Identidades I

Mientras organizábamos el libro básico del juego de rol para su publicación surgió, por razones que no vienen ahora al caso, hacer una lista de pueblos y culturas de los Seis Dedos. Y al hacerlo se me ocurrió que no hemos hablado aquí de algo muy importante: cómo muchos de esos pueblos se solapan, de manera que se puede ser a la vez puce y gargal, lagoán y pandalume, o raún y arma o caraloca. Hoy hablaremos de la identidad.

Estamos acostumbrados, en los juegos de rol y los mundos de fantasía en general, a tener culturas o «razas» claramente distintas y separadas, que nos permitan elegir una para identificarnos o hacer nuestro personaje como el que elige en el mercado si se va a llevar peras, naranjas o manzanas. En algunos casos se llega a confundir raza biológica con cultura, como en la tradicional división entre altos elfos, elfos silvanos y elfos oscuros, o lo que en TVtropes llaman «Gente de Color de Pelo», en el que distintos pueblos humanos se identifican, al estilo Edad Hiboria, por el color del pelo y características raciales, asociadas a una cultura (rubios aesires, pelirrojos vanires, cimmerios de pelo negro, hombres de pelo leonado de Gunderland, turanios con rostro de halcón…).

En muchos casos, esto es herencia directa del momento histórico en el que nació este tipo de fantasía.

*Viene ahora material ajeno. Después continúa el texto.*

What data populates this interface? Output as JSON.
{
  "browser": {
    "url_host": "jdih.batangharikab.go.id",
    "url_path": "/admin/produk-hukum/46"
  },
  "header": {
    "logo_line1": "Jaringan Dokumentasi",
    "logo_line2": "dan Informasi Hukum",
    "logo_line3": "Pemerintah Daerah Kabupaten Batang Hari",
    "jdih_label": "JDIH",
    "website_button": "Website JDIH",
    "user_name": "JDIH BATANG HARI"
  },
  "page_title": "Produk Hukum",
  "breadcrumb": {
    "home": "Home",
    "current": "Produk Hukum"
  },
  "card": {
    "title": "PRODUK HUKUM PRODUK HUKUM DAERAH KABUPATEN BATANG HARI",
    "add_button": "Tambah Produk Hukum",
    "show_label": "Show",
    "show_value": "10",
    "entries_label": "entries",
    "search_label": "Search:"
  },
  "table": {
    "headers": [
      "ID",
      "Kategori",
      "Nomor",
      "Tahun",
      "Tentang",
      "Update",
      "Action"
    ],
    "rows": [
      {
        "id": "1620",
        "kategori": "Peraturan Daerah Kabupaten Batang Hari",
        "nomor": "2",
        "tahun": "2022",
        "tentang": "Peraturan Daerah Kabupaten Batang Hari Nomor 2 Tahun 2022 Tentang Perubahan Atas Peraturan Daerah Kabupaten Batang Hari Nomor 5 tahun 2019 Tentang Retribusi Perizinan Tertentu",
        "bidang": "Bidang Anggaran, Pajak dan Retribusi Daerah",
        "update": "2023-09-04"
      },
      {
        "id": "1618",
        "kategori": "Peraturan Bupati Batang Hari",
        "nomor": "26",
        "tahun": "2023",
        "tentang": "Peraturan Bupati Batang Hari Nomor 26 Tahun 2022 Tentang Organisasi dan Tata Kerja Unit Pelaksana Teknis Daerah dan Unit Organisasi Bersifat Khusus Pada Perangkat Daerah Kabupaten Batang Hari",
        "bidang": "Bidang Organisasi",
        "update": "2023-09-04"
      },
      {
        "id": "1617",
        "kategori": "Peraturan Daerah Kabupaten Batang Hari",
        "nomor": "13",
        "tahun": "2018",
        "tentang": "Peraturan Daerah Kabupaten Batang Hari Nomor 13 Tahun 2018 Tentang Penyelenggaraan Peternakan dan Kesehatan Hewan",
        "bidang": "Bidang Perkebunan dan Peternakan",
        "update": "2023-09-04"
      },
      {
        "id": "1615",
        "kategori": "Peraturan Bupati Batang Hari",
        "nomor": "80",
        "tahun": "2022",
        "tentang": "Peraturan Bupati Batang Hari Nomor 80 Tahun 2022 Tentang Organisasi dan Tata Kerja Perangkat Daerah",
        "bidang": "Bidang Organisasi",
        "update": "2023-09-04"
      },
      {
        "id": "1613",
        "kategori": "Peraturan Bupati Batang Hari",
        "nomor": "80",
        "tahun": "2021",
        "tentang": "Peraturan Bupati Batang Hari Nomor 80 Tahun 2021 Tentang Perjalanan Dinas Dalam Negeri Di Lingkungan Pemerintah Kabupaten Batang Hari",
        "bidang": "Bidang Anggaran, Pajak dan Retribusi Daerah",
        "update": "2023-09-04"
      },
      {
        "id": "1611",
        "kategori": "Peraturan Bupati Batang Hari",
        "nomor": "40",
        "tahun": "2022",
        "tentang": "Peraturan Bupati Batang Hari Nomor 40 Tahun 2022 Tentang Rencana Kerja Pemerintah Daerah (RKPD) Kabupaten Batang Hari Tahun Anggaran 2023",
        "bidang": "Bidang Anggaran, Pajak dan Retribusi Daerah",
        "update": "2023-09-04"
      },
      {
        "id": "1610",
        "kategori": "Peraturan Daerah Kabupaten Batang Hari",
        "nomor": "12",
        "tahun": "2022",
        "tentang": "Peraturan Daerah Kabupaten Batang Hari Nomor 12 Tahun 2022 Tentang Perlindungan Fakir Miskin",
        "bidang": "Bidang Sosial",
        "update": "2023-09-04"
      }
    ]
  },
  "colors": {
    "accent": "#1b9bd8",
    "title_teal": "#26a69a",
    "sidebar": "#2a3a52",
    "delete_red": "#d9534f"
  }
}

Robert E. Howard murió en 1936, una época en la que conceptos como la categorización de «razas» por características físicas y su ecuación con rasgos culturales era algo aceptado. A pesar de que estas teorías pierden fuerza tras la Segunda Guerra Mundial, siguen vivas sutilmente en la literatura fantástica, que se alimenta de autores de la época de Howard, no de la producción científica contemporánea, y de ahí pasan a los juegos de rol, donde han llegado hasta nuestra época.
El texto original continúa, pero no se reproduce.